The company’s extant Blackwell processors are most optimally deployed in the form of “NVL72” racks. These are full racks that are fully integrated using high-speed NVLink interconnects such that the entire rack can be treated as a single GPU. The “72” in the name comes from the number of individual Blackwell GPUs in the rack. Well, NVIDIA’s next-gen parts are going to be called Vera Rubin NVL144. That means twice as many GPUs, right?
vera rubin 144

No, actually. Jensen apologized on stage, but the company is actually changing the way it counts this figure with the next generation. With surprising transparency, he explained that Blackwell is in fact two silicon GPU dice on a single package. Rubin is too, but for the next generation they’re going to start counting the “NVL” number by the number of individual GPU dice. The amount of silicon hasn’t really changed much, but Rubin apparently still offers a 3.3x performance upgrade over Blackwell Ultra.

rubin ultra 576

That doesn’t make the next step after Vera Rubin NVL144 any less impressive, though. After Vera Rubin in the second half of next year, NVIDIA will apparently be bringing out Rubin Ultra NVL576 in the second half of 2027. Even considering that Rubin Ultra combines four reticle-sized GPUs on a single package, that’s still twice as many GPUs in a single rack as with Vera or Blackwell.
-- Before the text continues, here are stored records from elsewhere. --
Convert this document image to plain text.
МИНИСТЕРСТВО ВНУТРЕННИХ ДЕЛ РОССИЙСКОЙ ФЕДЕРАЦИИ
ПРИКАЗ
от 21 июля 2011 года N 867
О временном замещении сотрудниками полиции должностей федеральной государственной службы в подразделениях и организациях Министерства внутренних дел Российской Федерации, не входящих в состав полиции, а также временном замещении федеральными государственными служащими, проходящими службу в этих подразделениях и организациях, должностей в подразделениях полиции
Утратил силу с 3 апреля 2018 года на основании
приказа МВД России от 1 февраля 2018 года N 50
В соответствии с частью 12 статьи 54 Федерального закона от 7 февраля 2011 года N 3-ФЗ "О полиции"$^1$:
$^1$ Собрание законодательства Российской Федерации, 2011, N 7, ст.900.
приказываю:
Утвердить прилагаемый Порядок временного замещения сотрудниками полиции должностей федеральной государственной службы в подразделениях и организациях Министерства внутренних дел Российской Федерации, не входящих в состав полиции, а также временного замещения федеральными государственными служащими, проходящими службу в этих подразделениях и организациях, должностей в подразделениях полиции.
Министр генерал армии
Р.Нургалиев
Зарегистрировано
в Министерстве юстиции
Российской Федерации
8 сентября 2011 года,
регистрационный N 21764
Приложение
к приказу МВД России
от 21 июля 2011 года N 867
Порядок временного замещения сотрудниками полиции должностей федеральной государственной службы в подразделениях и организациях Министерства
The specifications are in the slides, but the short version is that Rubin NVL144 will apparently more than triple the just-announced Blackwell Ultra GB300 in terms of AI inference performance, reaching 3.6 exaFLOPS in a single rack. It’ll have 13 TB/s of “scale up, not scale out” HBM4 memory bandwidth—because remember, the whole rack functions like one GPU—, and 28.8 TB/s of off-rack bandwidth thanks to ConnectX9 InfiniBand networking.
nvidia rubin system

Meanwhile, Rubin Ultra will purportedly bring a full 100 petaFLOPS of FP4 compute on a single GPU package along with 1TB of HBM4e memory. NVIDIA claims that a Rubin Ultra NVL576 rack will offer a dizzying 14 times the already absurd performance of a Blackwell Ultra GB300 NVL72 rack. It will also boast 144 TB of HBM4e memory, if our math is correct—a truly absurd number.
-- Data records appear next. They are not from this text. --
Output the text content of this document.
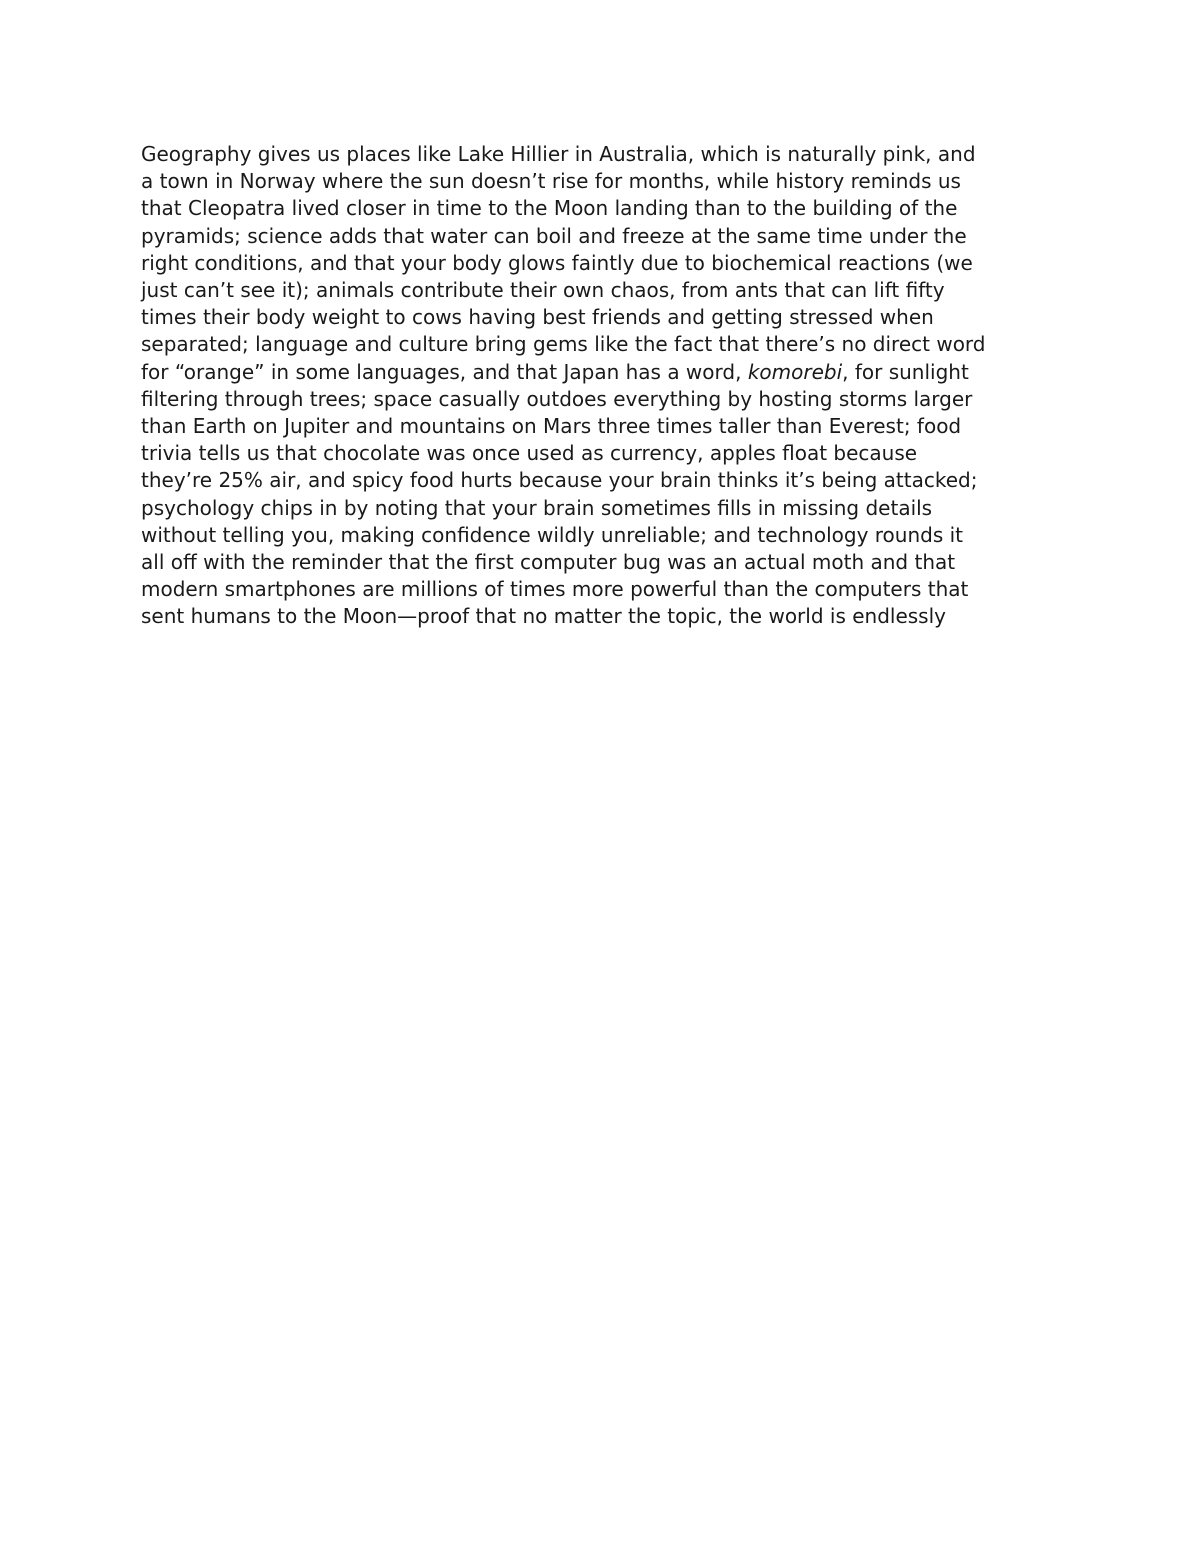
Geography gives us places like Lake Hillier in Australia, which is naturally pink, and
a town in Norway where the sun doesn’t rise for months, while history reminds us
that Cleopatra lived closer in time to the Moon landing than to the building of the
pyramids; science adds that water can boil and freeze at the same time under the
right conditions, and that your body glows faintly due to biochemical reactions (we
just can’t see it); animals contribute their own chaos, from ants that can lift fifty
times their body weight to cows having best friends and getting stressed when
separated; language and culture bring gems like the fact that there’s no direct word
for “orange” in some languages, and that Japan has a word, komorebi, for sunlight
filtering through trees; space casually outdoes everything by hosting storms larger
than Earth on Jupiter and mountains on Mars three times taller than Everest; food
trivia tells us that chocolate was once used as currency, apples float because
they’re 25% air, and spicy food hurts because your brain thinks it’s being attacked;
psychology chips in by noting that your brain sometimes fills in missing details
without telling you, making confidence wildly unreliable; and technology rounds it
all off with the reminder that the first computer bug was an actual moth and that
modern smartphones are millions of times more powerful than the computers that
sent humans to the Moon—proof that no matter the topic, the world is endlessly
Oh, and “Vera” is the successor to Grace, NVIDIA’s Arm-based datacenter CPU. Each Blackwell Superchip sports a single Grace CPU to drive a pair of Blackwell GPUs; it looks like Rubin will return to a 1:1 ratio, at least for Rubin Ultra. Vera sports 88 “Custom Arm Cores”, a departure from Grace that offered 72 Arm Neoverse-V2 CPU cores. These cores sport two-way simultaneous multi-threading, apparently, as NVIDIA says they support 176 threads.
economics

Jensen Huang said that Rubin Ultra NVL576 draws six hundred kilowatts and has 2.5 million parts. Pricing? If you have to ask, you can’t afford it. These new machines will be available at the end of next year (Vera Rubin NVL144) and the year after that (Vera Rubin Ultra NVL576).